Random variable $X$ has exponential distribution with parameter $\lambda>0$. Let $T=\lfloor X\rfloor $, $R=\{X\}$ where $\lfloor x\rfloor$ is floor from number $x\in\mathbb{R}$ and $\{x\}$ is it's fraction part. What is the distribution and expected value of $T$ and $R$?
I tried doing that the following way:
$$\mathbb{P}(T=k)=\mathbb{P}(X\in[k,k+1))=\int_k^{k+1}\lambda e^{-\lambda x}=-e^{-\lambda x}\Big|_k^{k+1}=\frac{e^{\lambda}-1}{e^{\lambda +k}}$$ so $$\mathbb{E}T=\sum_{k=0}^{\infty}\frac{k(e^{\lambda}-1)}{e^{\lambda +k}}=\frac{e^{\lambda}-1}{e^{\lambda}}\sum_{k=0}^{\infty}\frac{k}{e^{\lambda k}}=\frac{e^{\lambda}-1}{e^{\lambda}}\frac{e^{\lambda}}{(e^{\lambda}-1)^2}$$
I took the last equality from Wolfram, yet I'm unsure of it's origins. Where does it come from? Secondly, I'm clueless about $R$ distribution. Could you help?

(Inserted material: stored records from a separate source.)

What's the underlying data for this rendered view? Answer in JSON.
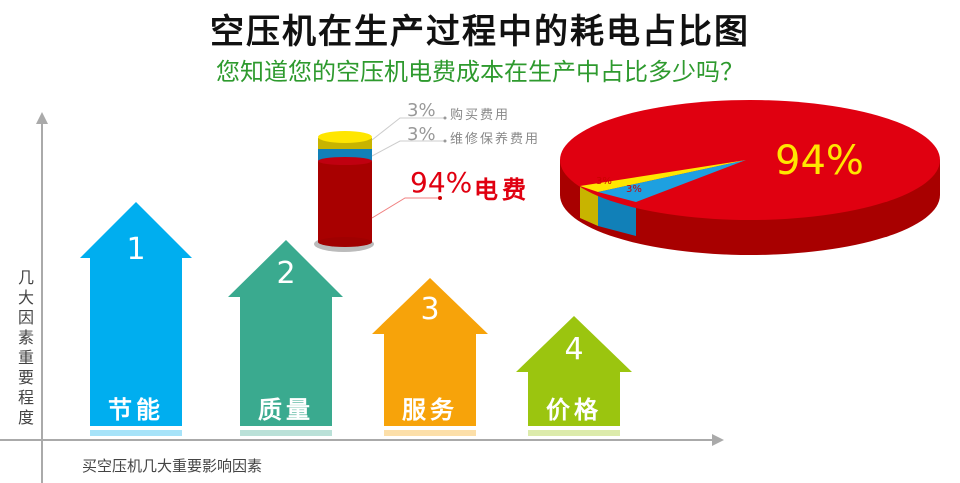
{
  "title": "空压机在生产过程中的耗电占比图",
  "subtitle": "您知道您的空压机电费成本在生产中占比多少吗？",
  "y_axis_label": "几大因素重要程度",
  "x_axis_label": "买空压机几大重要影响因素",
  "factors": [
    {
      "rank": "1",
      "label": "节能",
      "color": "#00aeef"
    },
    {
      "rank": "2",
      "label": "质量",
      "color": "#3aaa8f"
    },
    {
      "rank": "3",
      "label": "服务",
      "color": "#f7a30a"
    },
    {
      "rank": "4",
      "label": "价格",
      "color": "#9bc50f"
    }
  ],
  "cylinder_legend": [
    {
      "pct": "3%",
      "label": "购买费用",
      "color": "#c8b400"
    },
    {
      "pct": "3%",
      "label": "维修保养费用",
      "color": "#1180b8"
    },
    {
      "pct": "94%",
      "label": "电费",
      "color": "#b00000"
    }
  ],
  "chart_data": {
    "type": "pie",
    "style": "3d",
    "slices": [
      {
        "label": "电费",
        "value": 94,
        "display": "94%",
        "color": "#e00010"
      },
      {
        "label": "购买费用",
        "value": 3,
        "display": "3%",
        "color": "#ffe600"
      },
      {
        "label": "维修保养费用",
        "value": 3,
        "display": "3%",
        "color": "#1ea0e0"
      }
    ]
  }
}
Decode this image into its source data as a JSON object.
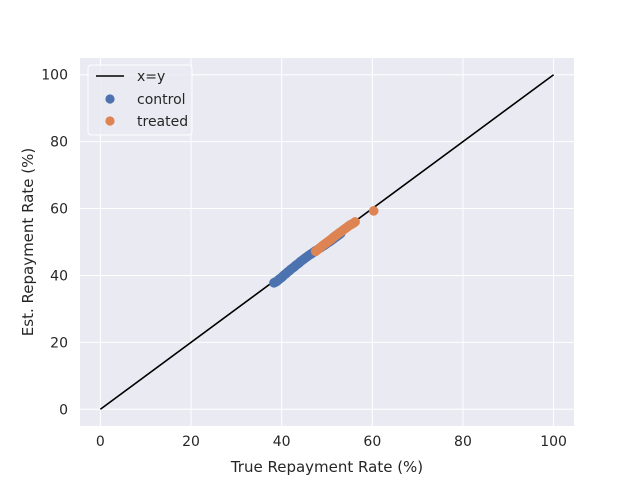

Since the pdf of $X$ is $\lambda e^{-\lambda x}\mathbb{1}_{x\geq 0}$ we have: $$\forall m\in\mathbb{N},\quad\mathbb{P}[\lfloor X\rfloor\leq m]=\int_{0}^{m+1}\lambda e^{-\lambda x}\,dx = 1-e^{-\lambda(m+1)}$$ hence the pdf of $\lfloor X \rfloor$ is $(e^{\lambda}-1)e^{-\lambda(m+1)}\mathbb{1}_{m\in\mathbb{N}}$ and: $$\mathbb{E}[\lfloor X\rfloor]=(e^{\lambda}-1)\sum_{m=0}^{+\infty} m e^{-\lambda(m+1)}=\frac{1}{e^\lambda-1}$$ since for any $-1<y<1$: $$\sum_{m=0}^{+\infty} m y^m = y\cdot\frac{d}{dy}\sum_{m=1}^{+\infty}y^m=\frac{y}{(1-y)^2}.$$ For the second part, we have: $$\forall t\in(0,1),\qquad \mathbb{P}[\{X\}\leq t]=\sum_{n\in\mathbb{N}}\int_{n}^{n+t}\lambda e^{-\lambda x}dx = (1-e^{-\lambda t})\sum_{n\in\mathbb{N}}e^{-\lambda n}=\frac{1-e^{-\lambda t}}{1-e^{-\lambda}}$$ hence the pdf of $\{X\}$ is $\frac{\lambda}{1-e^{-\lambda}}e^{-\lambda x}\mathbb{1}_{x\in(0,1)}$. By the linearity of $\mathbb{E}$, $$\mathbb{E}[\{X\}]=\mathbb{E}[X]-\mathbb{E}[\lfloor X\rfloor] = \frac{1}{\lambda}-\frac{1}{e^{\lambda}-1}.$$